E ci sono dall’altra parte gli antipapisti, spiriti farisaici, corrosivi e ipercritici, che dimenticano la povera umanità del Papa, e trovano da ridire su tutto quello che egli dice e fa, sempre interpretando in male, magari accusandolo di eresia, mai riconoscendo un lato buono, dimenticando che anch’egli, come ogni comune mortale figlio di Adamo, è obbligato a portare, direbbe S.Paolo, “un tesoro in un vaso fragile”.

I buoni cattolici, che sanno distinguere nel Papa la sua fragile umanità dalla sacralità del ministero petrino, hanno sempre saputo riconoscere, salvo gli eretici,  il maestro della fede al di là della crudeltà di Lucio III, della severità di Innocenzo III, della prepotenza di Bonifacio VIII, dell’avarizia di Clemente V, dell’iracondia di Urbano VI, della lussuria di Alessandro VI, della bellicosità di Giulio II,  del nepotismo di Giulio III o dei festini di Leone X.

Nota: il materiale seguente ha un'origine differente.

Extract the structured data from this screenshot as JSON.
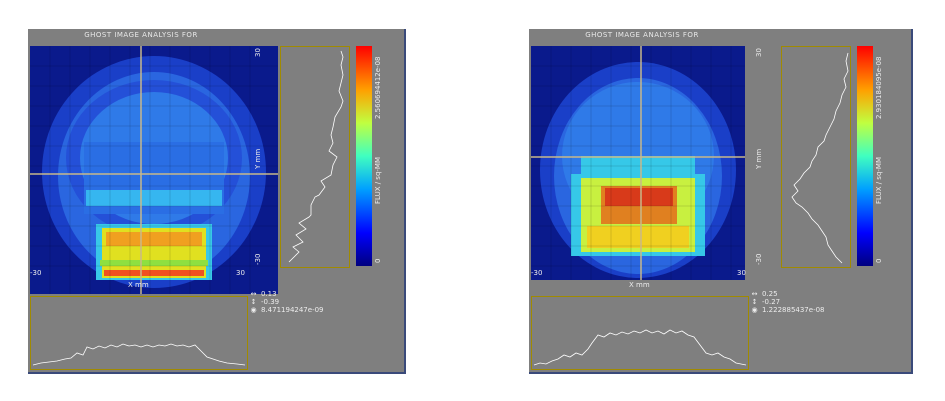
{
  "panels": [
    {
      "title": "GHOST IMAGE ANALYSIS FOR",
      "x_axis": {
        "label": "X mm",
        "min_label": "-30",
        "max_label": "30"
      },
      "y_axis": {
        "label": "Y mm",
        "max_label": "30",
        "min_label": "-30"
      },
      "colorbar": {
        "max_label": "2.560694412e-08",
        "min_label": "0",
        "unit_label": "FLUX / sq-MM"
      },
      "readout": {
        "x": "0.13",
        "y": "-0.39",
        "value": "8.471194247e-09"
      }
    },
    {
      "title": "GHOST IMAGE ANALYSIS FOR",
      "x_axis": {
        "label": "X mm",
        "min_label": "-30",
        "max_label": "30"
      },
      "y_axis": {
        "label": "Y mm",
        "max_label": "30",
        "min_label": "-30"
      },
      "colorbar": {
        "max_label": "2.930184095e-08",
        "min_label": "0",
        "unit_label": "FLUX / sq-MM"
      },
      "readout": {
        "x": "0.25",
        "y": "-0.27",
        "value": "1.222885437e-08"
      }
    }
  ],
  "colors": {
    "panel_bg": "#7f7f7f",
    "plot_bg": "#0a1a8c",
    "crosshair": "#c8b88a",
    "profile_border": "#a08a00"
  },
  "icons": {
    "x_readout": "horizontal-arrow-icon",
    "y_readout": "vertical-arrow-icon",
    "value_readout": "target-icon"
  }
}
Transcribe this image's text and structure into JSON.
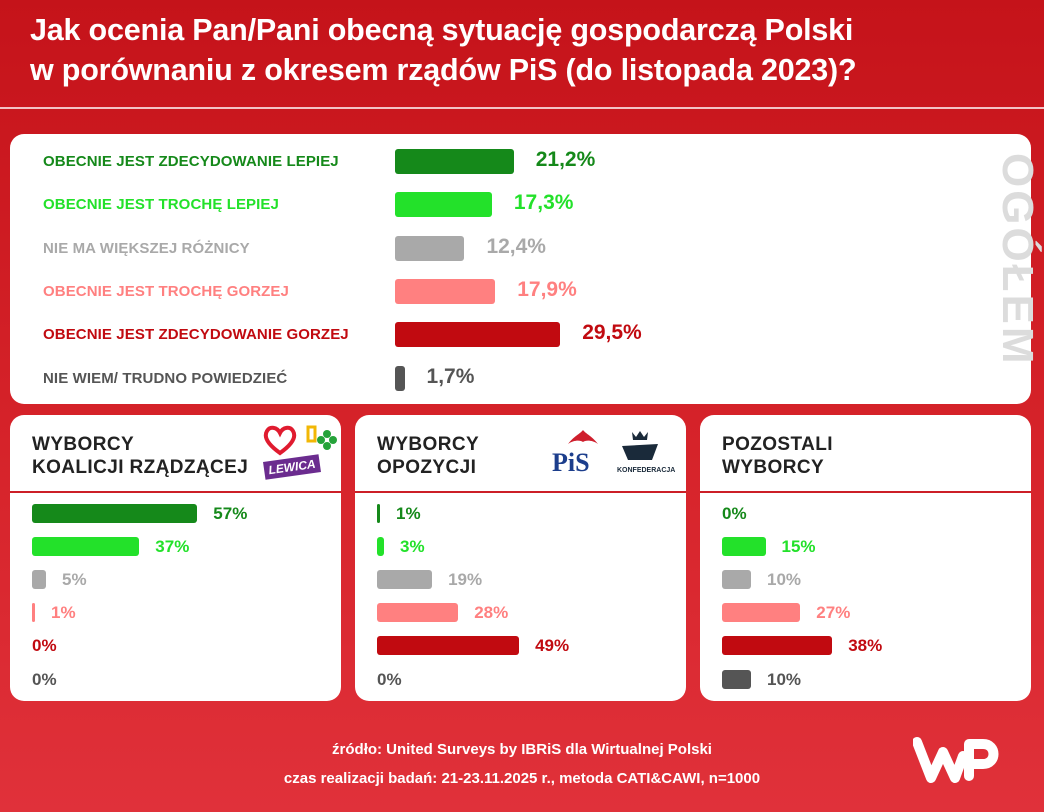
{
  "title": {
    "line1": "Jak ocenia Pan/Pani obecną sytuację gospodarczą Polski",
    "line2": "w porównaniu z okresem rządów PiS (do listopada 2023)?"
  },
  "colors": {
    "zdecydowanie_lepiej": "#15891a",
    "troche_lepiej": "#23e12a",
    "bez_roznicy": "#a9a9a9",
    "troche_gorzej": "#ff8080",
    "zdecydowanie_gorzej": "#c10a10",
    "nie_wiem": "#555555",
    "brand_red": "#d41f26"
  },
  "chart_data": [
    {
      "type": "bar",
      "orientation": "horizontal",
      "panel_label": "OGÓŁEM",
      "categories": [
        "OBECNIE JEST ZDECYDOWANIE LEPIEJ",
        "OBECNIE JEST TROCHĘ LEPIEJ",
        "NIE MA WIĘKSZEJ RÓŻNICY",
        "OBECNIE JEST TROCHĘ GORZEJ",
        "OBECNIE JEST ZDECYDOWANIE GORZEJ",
        "NIE WIEM/ TRUDNO POWIEDZIEĆ"
      ],
      "values": [
        21.2,
        17.3,
        12.4,
        17.9,
        29.5,
        1.7
      ],
      "value_labels": [
        "21,2%",
        "17,3%",
        "12,4%",
        "17,9%",
        "29,5%",
        "1,7%"
      ],
      "unit": "%",
      "grid": false
    },
    {
      "type": "bar",
      "orientation": "horizontal",
      "panel_label": "WYBORCY\nKOALICJI RZĄDZĄCEJ",
      "values": [
        57,
        37,
        5,
        1,
        0,
        0
      ],
      "value_labels": [
        "57%",
        "37%",
        "5%",
        "1%",
        "0%",
        "0%"
      ],
      "unit": "%",
      "grid": false
    },
    {
      "type": "bar",
      "orientation": "horizontal",
      "panel_label": "WYBORCY\nOPOZYCJI",
      "values": [
        1,
        3,
        19,
        28,
        49,
        0
      ],
      "value_labels": [
        "1%",
        "3%",
        "19%",
        "28%",
        "49%",
        "0%"
      ],
      "unit": "%",
      "grid": false
    },
    {
      "type": "bar",
      "orientation": "horizontal",
      "panel_label": "POZOSTALI\nWYBORCY",
      "values": [
        0,
        15,
        10,
        27,
        38,
        10
      ],
      "value_labels": [
        "0%",
        "15%",
        "10%",
        "27%",
        "38%",
        "10%"
      ],
      "unit": "%",
      "grid": false
    }
  ],
  "logos": {
    "lewica": "LEWICA",
    "pis": "PiS",
    "konfederacja": "KONFEDERACJA"
  },
  "footer": {
    "source": "źródło: United Surveys by IBRiS dla Wirtualnej Polski",
    "method": "czas realizacji badań: 21-23.11.2025 r., metoda CATI&CAWI, n=1000",
    "brand": "WP"
  }
}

Ma non era mai capitato che la Chiesa soffrisse scandalo o restasse turbata da un Papa come Francesco, che suscita dubbi sulla sua ortodossia, ossia in quella funzione magisteriale, nella quale, per la promessa di Cristo, la luce dello Spirito illumina infallibilmente la mente del Papa nel conoscere la verità di fede e muove la sua volontà ad insegnare la verità.

Davanti a questa circostanza sorprendete e inaudita, i nostri spiriti non si devono turbare, ma bisogna che noi ci ricordiamo di questa infallibilità del Papa e lo richiamiamo francamente e filialmente ad usarlo per il bene della Chiesa e la salvezza delle anime.
P.Giovanni Cavalcoli
Varazze, 13 febbraio 2019



[1] Cf S.Giovanni Paolo II, Lettera Apostolica Ad tuendam fidem, con nota dottrinale della CDF, del 18 maggio 1998.